Inovio sees human trials of Zika vaccine in 2016
US biotech company Inovio Pharmaceuticals said Wednesday it has had promising test results on a Zika virus vaccine in mice and plans to launch clinical trials on humans this year.
Inovio's SynCon vaccine technology "shows promise as a preventive and treatment" for Zika viral infections, said Inovio chief executive Joseph Kim.
Tests on mice offered promise in developing antibodies and "killer" T cells for countering the Zika virus.
"We will next test the vaccine in non-human primates and initiate clinical product manufacturing," Kim said. "We plan to initiate phase I human testing of our Zika vaccine before the end of 2016."
About 15 pharmaceutical companies are working to develop vaccines for the previously obscure virus that has been linked to microcephaly, a birth defect that results in an abnormally small head and incomplete brain development, and Guillain-Barre syndrome, an immune system disorder.
The World Health Organization (WHO) declared the Zika outbreak an international health emergency on February 1 and said infections were reported in more than two dozen countries in South and Central America and the Caribbean, with Brazil the hardest hit.
Inovio, based in Plymouth Meeting, Pennsylvania, said Wednesday it would ask US regulatory authorities to accelerate the process for approving the vaccine with an eye towards marketing the medicine as quickly as possible.
Shares of Inovio rose 6.2 percent to $6.98 in late-morning trade.

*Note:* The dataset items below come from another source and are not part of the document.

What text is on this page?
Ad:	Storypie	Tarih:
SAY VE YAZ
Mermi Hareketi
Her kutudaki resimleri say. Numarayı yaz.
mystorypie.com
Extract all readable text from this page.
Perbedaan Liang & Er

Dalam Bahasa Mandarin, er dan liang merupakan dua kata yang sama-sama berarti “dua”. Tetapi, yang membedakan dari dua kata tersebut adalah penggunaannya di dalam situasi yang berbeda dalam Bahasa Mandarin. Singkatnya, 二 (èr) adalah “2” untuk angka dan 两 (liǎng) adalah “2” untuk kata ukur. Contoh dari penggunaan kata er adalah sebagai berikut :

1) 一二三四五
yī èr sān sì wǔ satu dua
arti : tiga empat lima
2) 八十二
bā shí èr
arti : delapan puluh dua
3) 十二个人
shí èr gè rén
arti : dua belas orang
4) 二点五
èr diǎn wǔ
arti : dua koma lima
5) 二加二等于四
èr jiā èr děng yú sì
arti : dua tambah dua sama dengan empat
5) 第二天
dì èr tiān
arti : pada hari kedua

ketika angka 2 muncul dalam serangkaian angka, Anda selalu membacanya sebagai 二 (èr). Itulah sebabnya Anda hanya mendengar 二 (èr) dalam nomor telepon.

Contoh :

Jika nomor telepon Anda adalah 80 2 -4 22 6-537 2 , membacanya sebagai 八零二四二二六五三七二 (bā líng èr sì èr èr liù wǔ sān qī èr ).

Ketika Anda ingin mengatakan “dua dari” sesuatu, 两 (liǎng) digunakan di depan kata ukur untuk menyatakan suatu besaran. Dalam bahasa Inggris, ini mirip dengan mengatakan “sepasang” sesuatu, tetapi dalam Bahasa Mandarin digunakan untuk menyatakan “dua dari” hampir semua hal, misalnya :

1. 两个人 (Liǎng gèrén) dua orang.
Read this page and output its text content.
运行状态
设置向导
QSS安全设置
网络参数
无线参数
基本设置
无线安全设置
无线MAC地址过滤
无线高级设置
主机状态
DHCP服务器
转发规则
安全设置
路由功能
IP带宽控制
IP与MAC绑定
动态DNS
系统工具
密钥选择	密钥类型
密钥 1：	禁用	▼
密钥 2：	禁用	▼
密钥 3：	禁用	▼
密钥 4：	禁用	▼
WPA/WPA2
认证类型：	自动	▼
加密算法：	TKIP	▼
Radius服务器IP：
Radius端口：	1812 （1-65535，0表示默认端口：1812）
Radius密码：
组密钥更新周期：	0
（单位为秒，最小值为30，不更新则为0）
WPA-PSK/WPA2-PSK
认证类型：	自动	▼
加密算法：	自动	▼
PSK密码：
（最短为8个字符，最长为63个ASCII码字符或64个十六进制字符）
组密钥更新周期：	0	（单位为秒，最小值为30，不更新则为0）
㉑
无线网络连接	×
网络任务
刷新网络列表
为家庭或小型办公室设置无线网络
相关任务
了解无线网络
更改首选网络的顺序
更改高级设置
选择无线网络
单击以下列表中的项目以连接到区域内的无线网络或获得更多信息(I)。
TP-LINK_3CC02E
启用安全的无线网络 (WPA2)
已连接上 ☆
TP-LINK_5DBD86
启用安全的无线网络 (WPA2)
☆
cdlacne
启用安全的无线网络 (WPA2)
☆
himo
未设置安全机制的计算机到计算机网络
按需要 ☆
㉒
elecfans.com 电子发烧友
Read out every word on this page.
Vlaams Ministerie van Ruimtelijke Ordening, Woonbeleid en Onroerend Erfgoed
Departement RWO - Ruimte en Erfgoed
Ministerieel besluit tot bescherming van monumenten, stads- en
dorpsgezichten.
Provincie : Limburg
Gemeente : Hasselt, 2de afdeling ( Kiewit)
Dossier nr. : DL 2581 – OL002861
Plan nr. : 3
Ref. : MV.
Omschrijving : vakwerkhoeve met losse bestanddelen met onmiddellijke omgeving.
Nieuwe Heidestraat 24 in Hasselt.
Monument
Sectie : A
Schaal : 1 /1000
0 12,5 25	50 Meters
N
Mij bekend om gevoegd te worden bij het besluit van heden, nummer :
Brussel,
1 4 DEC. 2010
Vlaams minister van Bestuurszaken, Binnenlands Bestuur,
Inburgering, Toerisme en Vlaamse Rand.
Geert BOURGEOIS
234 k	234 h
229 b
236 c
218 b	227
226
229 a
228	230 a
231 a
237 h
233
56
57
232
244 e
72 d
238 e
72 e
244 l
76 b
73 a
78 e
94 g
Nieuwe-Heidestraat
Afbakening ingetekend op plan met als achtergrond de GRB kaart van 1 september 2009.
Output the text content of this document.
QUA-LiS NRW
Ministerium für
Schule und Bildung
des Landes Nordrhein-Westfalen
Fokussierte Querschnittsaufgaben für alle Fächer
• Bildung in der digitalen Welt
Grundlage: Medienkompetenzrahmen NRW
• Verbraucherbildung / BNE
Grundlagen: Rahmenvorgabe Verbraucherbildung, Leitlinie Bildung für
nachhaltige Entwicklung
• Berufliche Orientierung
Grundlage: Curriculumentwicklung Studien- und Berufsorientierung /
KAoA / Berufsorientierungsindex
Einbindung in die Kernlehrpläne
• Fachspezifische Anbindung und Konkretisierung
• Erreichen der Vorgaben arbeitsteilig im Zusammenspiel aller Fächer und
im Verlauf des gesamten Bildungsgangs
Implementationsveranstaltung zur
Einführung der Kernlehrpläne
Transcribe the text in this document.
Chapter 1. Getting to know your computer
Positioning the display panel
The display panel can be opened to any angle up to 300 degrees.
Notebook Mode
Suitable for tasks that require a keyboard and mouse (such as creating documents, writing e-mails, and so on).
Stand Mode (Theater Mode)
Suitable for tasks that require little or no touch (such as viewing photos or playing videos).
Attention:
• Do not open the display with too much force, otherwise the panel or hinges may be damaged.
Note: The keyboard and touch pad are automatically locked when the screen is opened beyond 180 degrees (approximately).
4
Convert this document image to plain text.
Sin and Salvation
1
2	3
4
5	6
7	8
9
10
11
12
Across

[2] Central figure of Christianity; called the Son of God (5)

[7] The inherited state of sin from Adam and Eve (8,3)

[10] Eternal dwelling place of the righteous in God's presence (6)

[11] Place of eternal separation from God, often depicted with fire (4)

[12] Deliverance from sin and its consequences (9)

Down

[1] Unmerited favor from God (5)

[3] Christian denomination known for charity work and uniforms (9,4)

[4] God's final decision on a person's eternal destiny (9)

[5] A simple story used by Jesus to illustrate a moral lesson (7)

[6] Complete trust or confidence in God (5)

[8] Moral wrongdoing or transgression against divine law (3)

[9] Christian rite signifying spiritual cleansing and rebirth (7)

A senior WHO official, Marie-Paule Kieny, said on February 12 there were two candidate vaccines that appear most promising: one being developed by the US National Institutes of Health and another by India-based Bharat Biotech.
However, large-scale trials of these vaccines are still at least 18 months away, Kieny said.
The Zika virus, which is mainly carried by mosquitos, has spread rapidly through Latin America and the Caribbean, with multiple governments in the most affected areas urging women to avoid getting pregnant for the time being.